In a class action, the trial judge established the case protocol ex officio. The appellant invokes two grounds: (1) The judge did not have the discretion to refuse the pre-trial examinations of the respondents' representatives; in the alternative, he made a palpable error in the exercise of this power; and (2) The judge erred in depriving the appellant of his right to file second opinions.

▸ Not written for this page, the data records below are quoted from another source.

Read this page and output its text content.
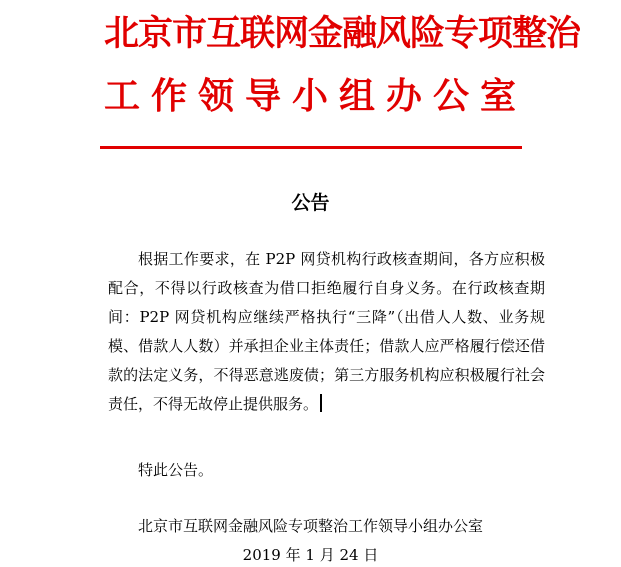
北京市互联网金融风险专项整治
工作领导小组办公室
公告

根据工作要求，在 P2P 网贷机构行政核查期间，各方应积极配合，不得以行政核查为借口拒绝履行自身义务。在行政核查期间：P2P 网贷机构应继续严格执行“三降”（出借人人数、业务规模、借款人人数）并承担企业主体责任；借款人应严格履行偿还借款的法定义务，不得恶意逃废债；第三方服务机构应积极履行社会责任，不得无故停止提供服务。

特此公告。
北京市互联网金融风险专项整治工作领导小组办公室
2019 年 1 月 24 日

The case management measures that may be taken by the court in examination matters are found in paragraph 3 of article 158 of the Code of Civil Procedure (RLRQ, c. C-25.01) (C.C.P). The punctuation of this paragraph, namely the commas surrounding the words "if such examinations are required", strongly suggests that the court cannot decide, as a case management measure, whether or not examinations are required. It may only determine their terms, in particular their number and length, if the parties request them. Indeed, article 221 C.C.P. grants the parties the right to examine certain persons before the hearing, provided that the value in dispute is not less than $30,000. The court may not, as a case management measure, deprive a party of this right. Where there is abuse, however, the court may refuse an examination, end it, or cancel a summons to appear. In such a case, it exercises its power to sanction abuse of process, not its power to take case management measures to ensure the smooth conduct of the proceedings. The appeal should therefore be allowed in part, and the case should be referred back to the Superior Court so that it may determine the terms of the examinations and amend the case protocol accordingly.

The judge did not err in refusing to reserve the appellant's right to file one or more second opinions. The judge dismissed the appellant's request [translation] "at this stage". His decision on this point was by no means final. He may evaluate the purpose and relevance of a second opinion at any time in the proceedings.


Interpreted legislation: article 158 C.C.P.